Article 6, Section 6.2 of the Partnership Agreement is hereby amended with the addition of section E, below:

“E. It is the intention of the parties hereunder that the aggregate Capital Account balance of the General Partner in respect of its Series A Preferred Units at any date shall not exceed the amount of the original Capital Contributions made in respect of its Series A Preferred Units plus all accrued and unpaid distributions thereon, whether or not declared, to the extent not previously distributed. Notwithstanding anything to the contrary contained herein, in connection with the liquidation of the Partnership or the interest of a holder of Series A Preferred Units, and prior to making any other allocations of Net Income or Net Loss, items of income and gain or deduction and loss shall first be allocated to the General Partner in respect of its Series A Preferred Units in such amounts as is required to cause the General Partner’s Adjusted Capital Account (taking into account any amounts such Partner is obligated to contribute to the capital of the Partnership or is deemed obligated to contribute pursuant to Regulations Section 1.704-1(b)(2)(ii)(c)(2)) to equal the amount such Partner is entitled to receive pursuant to the provisions of Sections 6 and 7 hereof.”
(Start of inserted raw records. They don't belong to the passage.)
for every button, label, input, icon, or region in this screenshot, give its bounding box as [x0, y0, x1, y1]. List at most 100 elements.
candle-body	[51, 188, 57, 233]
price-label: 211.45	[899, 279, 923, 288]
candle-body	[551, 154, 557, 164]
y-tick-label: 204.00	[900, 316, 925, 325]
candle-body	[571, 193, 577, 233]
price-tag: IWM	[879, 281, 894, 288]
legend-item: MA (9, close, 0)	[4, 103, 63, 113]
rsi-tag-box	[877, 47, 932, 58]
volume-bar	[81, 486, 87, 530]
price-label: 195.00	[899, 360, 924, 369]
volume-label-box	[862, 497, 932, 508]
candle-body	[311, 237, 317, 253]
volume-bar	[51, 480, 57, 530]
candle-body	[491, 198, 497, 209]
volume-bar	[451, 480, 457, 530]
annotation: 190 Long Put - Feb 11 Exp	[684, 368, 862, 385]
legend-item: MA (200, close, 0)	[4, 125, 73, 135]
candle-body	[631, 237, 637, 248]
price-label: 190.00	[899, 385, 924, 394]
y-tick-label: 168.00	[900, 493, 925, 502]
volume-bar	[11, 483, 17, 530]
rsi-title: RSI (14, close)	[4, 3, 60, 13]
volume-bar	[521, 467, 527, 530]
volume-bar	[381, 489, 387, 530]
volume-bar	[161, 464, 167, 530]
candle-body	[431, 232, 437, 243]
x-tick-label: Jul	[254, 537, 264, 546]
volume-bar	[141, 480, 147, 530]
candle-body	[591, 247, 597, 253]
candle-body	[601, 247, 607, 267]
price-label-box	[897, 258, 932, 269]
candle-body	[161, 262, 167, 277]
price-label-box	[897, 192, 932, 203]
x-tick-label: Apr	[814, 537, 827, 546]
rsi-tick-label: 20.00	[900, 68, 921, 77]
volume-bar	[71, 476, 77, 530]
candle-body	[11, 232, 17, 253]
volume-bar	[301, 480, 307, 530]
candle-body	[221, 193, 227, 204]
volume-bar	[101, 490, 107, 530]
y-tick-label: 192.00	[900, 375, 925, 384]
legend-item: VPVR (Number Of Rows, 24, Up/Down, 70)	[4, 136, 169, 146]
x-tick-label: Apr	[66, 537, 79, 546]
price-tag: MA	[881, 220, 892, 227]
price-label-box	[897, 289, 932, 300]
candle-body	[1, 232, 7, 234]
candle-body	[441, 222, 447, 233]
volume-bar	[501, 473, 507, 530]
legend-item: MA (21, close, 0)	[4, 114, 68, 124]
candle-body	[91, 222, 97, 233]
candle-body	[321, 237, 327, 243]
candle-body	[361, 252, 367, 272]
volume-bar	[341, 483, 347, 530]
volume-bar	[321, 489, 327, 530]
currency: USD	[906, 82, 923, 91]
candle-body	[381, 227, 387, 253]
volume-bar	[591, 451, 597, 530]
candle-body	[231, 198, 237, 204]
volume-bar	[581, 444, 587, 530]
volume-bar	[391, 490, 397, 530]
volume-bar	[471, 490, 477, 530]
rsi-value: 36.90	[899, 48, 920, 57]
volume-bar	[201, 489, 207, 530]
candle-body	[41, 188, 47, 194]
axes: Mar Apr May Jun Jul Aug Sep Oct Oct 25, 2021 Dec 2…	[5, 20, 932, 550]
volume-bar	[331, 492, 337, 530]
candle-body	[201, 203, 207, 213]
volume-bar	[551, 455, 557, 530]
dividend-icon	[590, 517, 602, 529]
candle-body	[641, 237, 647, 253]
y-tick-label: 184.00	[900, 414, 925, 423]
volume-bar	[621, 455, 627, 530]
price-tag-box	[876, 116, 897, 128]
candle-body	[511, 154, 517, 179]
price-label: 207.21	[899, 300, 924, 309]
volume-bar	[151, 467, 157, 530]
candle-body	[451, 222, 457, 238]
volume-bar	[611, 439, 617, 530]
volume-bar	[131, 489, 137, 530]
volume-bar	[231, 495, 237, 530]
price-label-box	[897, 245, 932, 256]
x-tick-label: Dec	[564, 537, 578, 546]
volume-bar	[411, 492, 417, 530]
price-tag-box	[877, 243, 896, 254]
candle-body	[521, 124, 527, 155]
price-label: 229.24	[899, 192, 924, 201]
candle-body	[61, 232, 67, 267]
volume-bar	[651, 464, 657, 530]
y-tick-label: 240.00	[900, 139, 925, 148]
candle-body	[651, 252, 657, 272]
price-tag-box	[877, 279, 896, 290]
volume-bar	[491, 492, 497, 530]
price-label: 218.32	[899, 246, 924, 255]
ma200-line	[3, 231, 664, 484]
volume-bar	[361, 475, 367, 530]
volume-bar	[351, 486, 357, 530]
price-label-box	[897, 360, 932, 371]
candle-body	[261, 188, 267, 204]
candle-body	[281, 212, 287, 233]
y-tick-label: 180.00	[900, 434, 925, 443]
11. Additional Allocation Provisions .

Article 6, Section 6.3.A of the Partnership Agreement is hereby deleted in its entirety and replaced by Section A, below:

“A. Special Allocations Upon Liquidation . In the event that the Partnership disposes of all or substantially all of its assets in a transaction that will lead to a liquidation of the Partnership pursuant to Article 13 hereof, then: (i) any Liquidating Gains allocable under Section 6.2.A(v) or excluded from Net Losses shall first be allocated to each Holder of LTIP Units in accordance with the Holder’s Percentage Interest until the Economic Capital Account Balance of such Holder, to the extent attributable to the Holder’s ownership of LTIP Units, is equal to (a) the Common Unit Economic Balance, multiplied by (b) the number of such Holder’s LTIP Units; and

 

12


(ii) any Net Income or Net Loss realized in connection with such transaction and thereafter (recomputed without regard to the Liquidating Gains allocated pursuant to clause (i) above) shall be specially allocated for such Partnership Year (and to the extent permitted by Code Section 761(c), for the immediately preceding Partnership Year) among the Holders as required so as to cause liquidating distributions pursuant to Section 13.2.A(4) hereof to be made in the same amounts and proportions as would have resulted had such distributions instead been made pursuant to Section 5.1 hereof. In addition, if there is an adjustment to the Gross Asset Value of the assets of the Partnership pursuant to paragraph (b) of the definition of Gross Asset Value, allocations of Net Income or Net Loss arising from such adjustment shall be allocated in the same manner as described in the prior sentence.

12. Except as modified herein, all terms and conditions of the Partnership Agreement shall remain in full force and effect, which terms and conditions the General Partner hereby ratifies and confirms.